The company’s strategy is to lure players in by letting them win at first , then, once they’re hooked, sting them, sometime for millions. For instance, in the world outside, innocent Song Yu (Zhou Ye, from Better Days, Derek Tsang, 2019) watches her boyfriend Gu Tianzhi (Darren Wang) commit suicide by throwing himself off a high rise balcony when he can see no way out of his huge personal debts after being defrauded of some eight million.
As you might be able to tell, the screenplay crams several different stories into an overlong film which ultimately, for its final third, defaults to the brief, opening story of Zhao’s police crack force attempting to shut down the illegal, foreign operation. This last section is, on the one hand, the most satisfying because director Shen seems to know how to pull off narrative closure in this strand where other storylines feel like they could continue on interminably and, on the other, the least satisfying because there’s something not quite believable in the idea that the Chinese State and police always come though in the end, free the victims, solve crimes and catch the perpetrators, even in foreign cases outside their jurisdiction. But I guess if you write a script to this effect, the authorities (who vet films in China) will like it.

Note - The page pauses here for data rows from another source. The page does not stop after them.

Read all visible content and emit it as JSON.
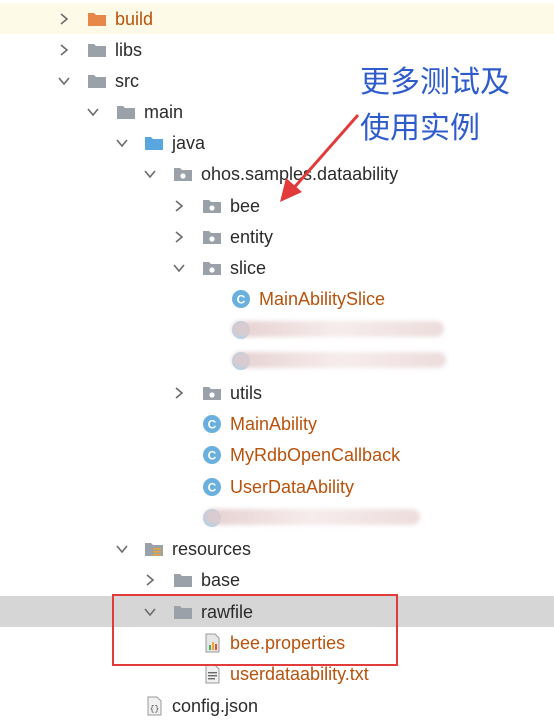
{
  "tree": {
    "build": "build",
    "libs": "libs",
    "src": "src",
    "main": "main",
    "java": "java",
    "package": "ohos.samples.dataability",
    "bee": "bee",
    "entity": "entity",
    "slice": "slice",
    "main_ability_slice": "MainAbilitySlice",
    "utils": "utils",
    "main_ability": "MainAbility",
    "my_rdb_open_callback": "MyRdbOpenCallback",
    "user_data_ability": "UserDataAbility",
    "resources": "resources",
    "base": "base",
    "rawfile": "rawfile",
    "bee_properties": "bee.properties",
    "userdataability_txt": "userdataability.txt",
    "config_json": "config.json"
  },
  "annotation": {
    "line1": "更多测试及",
    "line2": "使用实例"
  },
  "colors": {
    "class_icon": "#6ab0de",
    "folder_gray": "#9aa1a8",
    "folder_blue": "#5aa7e0",
    "folder_orange": "#e8874a",
    "annotation_blue": "#2f5ccc",
    "highlight_red": "#e13b3b",
    "file_orange": "#b8520c"
  }
}
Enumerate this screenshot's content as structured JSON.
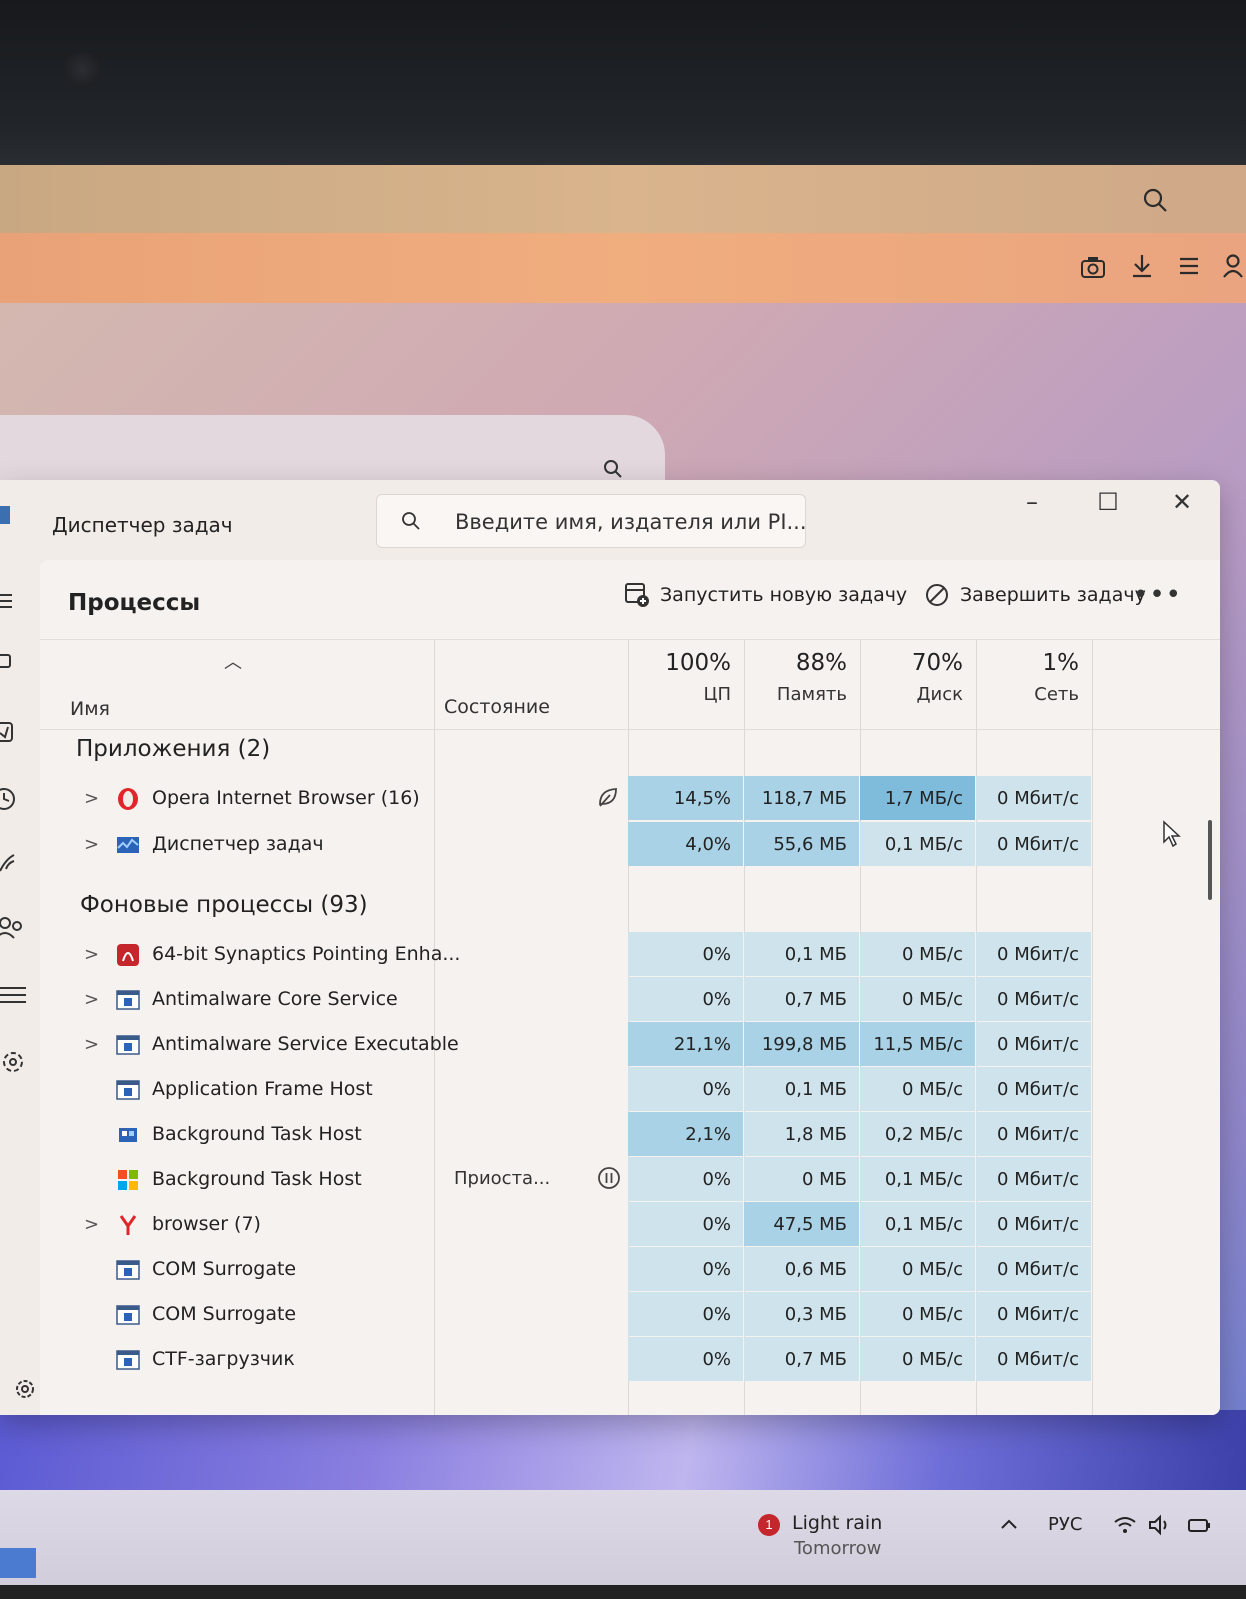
{
  "window": {
    "title": "Диспетчер задач",
    "search_placeholder": "Введите имя, издателя или PI...",
    "controls": {
      "minimize": "–",
      "maximize": "☐",
      "close": "✕"
    }
  },
  "sidebar": {
    "items": [
      {
        "name": "menu",
        "icon": "hamburger-icon"
      },
      {
        "name": "processes",
        "icon": "processes-icon"
      },
      {
        "name": "performance",
        "icon": "performance-icon"
      },
      {
        "name": "app-history",
        "icon": "history-icon"
      },
      {
        "name": "startup",
        "icon": "startup-icon"
      },
      {
        "name": "users",
        "icon": "users-icon"
      },
      {
        "name": "details",
        "icon": "details-icon"
      },
      {
        "name": "services",
        "icon": "services-icon"
      },
      {
        "name": "settings",
        "icon": "settings-icon"
      }
    ]
  },
  "toolbar": {
    "page_title": "Процессы",
    "run_new_task": "Запустить новую задачу",
    "end_task": "Завершить задачу",
    "more": "•••"
  },
  "columns": {
    "name": "Имя",
    "status": "Состояние",
    "cpu": {
      "pct": "100%",
      "label": "ЦП"
    },
    "memory": {
      "pct": "88%",
      "label": "Память"
    },
    "disk": {
      "pct": "70%",
      "label": "Диск"
    },
    "network": {
      "pct": "1%",
      "label": "Сеть"
    }
  },
  "groups": {
    "apps": "Приложения (2)",
    "background": "Фоновые процессы (93)"
  },
  "apps": [
    {
      "name": "Opera Internet Browser (16)",
      "icon": "opera-icon",
      "expandable": true,
      "status_icon": "efficiency-leaf-icon",
      "cpu": "14,5%",
      "mem": "118,7 МБ",
      "disk": "1,7 МБ/с",
      "net": "0 Мбит/с",
      "heat": [
        "md",
        "md",
        "dk",
        "lt"
      ]
    },
    {
      "name": "Диспетчер задач",
      "icon": "task-manager-icon",
      "expandable": true,
      "cpu": "4,0%",
      "mem": "55,6 МБ",
      "disk": "0,1 МБ/с",
      "net": "0 Мбит/с",
      "heat": [
        "md",
        "md",
        "lt",
        "lt"
      ]
    }
  ],
  "background": [
    {
      "name": "64-bit Synaptics Pointing Enha...",
      "icon": "synaptics-icon",
      "expandable": true,
      "cpu": "0%",
      "mem": "0,1 МБ",
      "disk": "0 МБ/с",
      "net": "0 Мбит/с",
      "heat": [
        "lt",
        "lt",
        "lt",
        "lt"
      ]
    },
    {
      "name": "Antimalware Core Service",
      "icon": "window-app-icon",
      "expandable": true,
      "cpu": "0%",
      "mem": "0,7 МБ",
      "disk": "0 МБ/с",
      "net": "0 Мбит/с",
      "heat": [
        "lt",
        "lt",
        "lt",
        "lt"
      ]
    },
    {
      "name": "Antimalware Service Executable",
      "icon": "window-app-icon",
      "expandable": true,
      "cpu": "21,1%",
      "mem": "199,8 МБ",
      "disk": "11,5 МБ/с",
      "net": "0 Мбит/с",
      "heat": [
        "md",
        "md",
        "md",
        "lt"
      ]
    },
    {
      "name": "Application Frame Host",
      "icon": "window-app-icon",
      "expandable": false,
      "cpu": "0%",
      "mem": "0,1 МБ",
      "disk": "0 МБ/с",
      "net": "0 Мбит/с",
      "heat": [
        "lt",
        "lt",
        "lt",
        "lt"
      ]
    },
    {
      "name": "Background Task Host",
      "icon": "background-task-icon",
      "expandable": false,
      "cpu": "2,1%",
      "mem": "1,8 МБ",
      "disk": "0,2 МБ/с",
      "net": "0 Мбит/с",
      "heat": [
        "md",
        "lt",
        "lt",
        "lt"
      ]
    },
    {
      "name": "Background Task Host",
      "icon": "windows-logo-icon",
      "expandable": false,
      "status": "Приоста...",
      "status_icon": "paused-icon",
      "cpu": "0%",
      "mem": "0 МБ",
      "disk": "0,1 МБ/с",
      "net": "0 Мбит/с",
      "heat": [
        "lt",
        "lt",
        "lt",
        "lt"
      ]
    },
    {
      "name": "browser (7)",
      "icon": "yandex-icon",
      "expandable": true,
      "cpu": "0%",
      "mem": "47,5 МБ",
      "disk": "0,1 МБ/с",
      "net": "0 Мбит/с",
      "heat": [
        "lt",
        "md",
        "lt",
        "lt"
      ]
    },
    {
      "name": "COM Surrogate",
      "icon": "window-app-icon",
      "expandable": false,
      "cpu": "0%",
      "mem": "0,6 МБ",
      "disk": "0 МБ/с",
      "net": "0 Мбит/с",
      "heat": [
        "lt",
        "lt",
        "lt",
        "lt"
      ]
    },
    {
      "name": "COM Surrogate",
      "icon": "window-app-icon",
      "expandable": false,
      "cpu": "0%",
      "mem": "0,3 МБ",
      "disk": "0 МБ/с",
      "net": "0 Мбит/с",
      "heat": [
        "lt",
        "lt",
        "lt",
        "lt"
      ]
    },
    {
      "name": "CTF-загрузчик",
      "icon": "window-app-icon",
      "expandable": false,
      "cpu": "0%",
      "mem": "0,7 МБ",
      "disk": "0 МБ/с",
      "net": "0 Мбит/с",
      "heat": [
        "lt",
        "lt",
        "lt",
        "lt"
      ]
    }
  ],
  "taskbar": {
    "weather_badge": "1",
    "weather_line1": "Light rain",
    "weather_line2": "Tomorrow",
    "language": "РУС"
  },
  "colors": {
    "heat_light": "#cfe3ec",
    "heat_medium": "#a9d2e6",
    "heat_dark": "#7fbbdb",
    "browser_toolbar": "#f0ad7e"
  }
}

That said, Yong Mei is terrific as the expert cop, lending the character a genuine gravitas even as the narrative does its best to render the character routine. The criminals and their violent antics feel like the director has watched rather too many Chinese action crime movies, but their victims both in terms of the workforce and the punters are more convincing. Certain scenes or sequences are outstanding, but in between there’s a lot of filler in a film which can’t make up its mind which of its many stories to tell or indeed to find a way of juggling numerous stories into a coherent and consistent whole. While the specifics of the online subject matter are unfamiliar (although apparently based on a growing, social problem in South East Asia), the film is nowhere near as effective as other films dealing with trafficking such as Deliver Us From Evil (Hong Won-chan, 2020) or online financial scamming such as Boiler Room (Ben Younger, 2000) or The Wolf Of Wall Street (Martin Scorsese, 2013). A curiosity, then, and something of a missed opportunity.
No More Bets is out in cinemas in the UK on Friday, September 8th.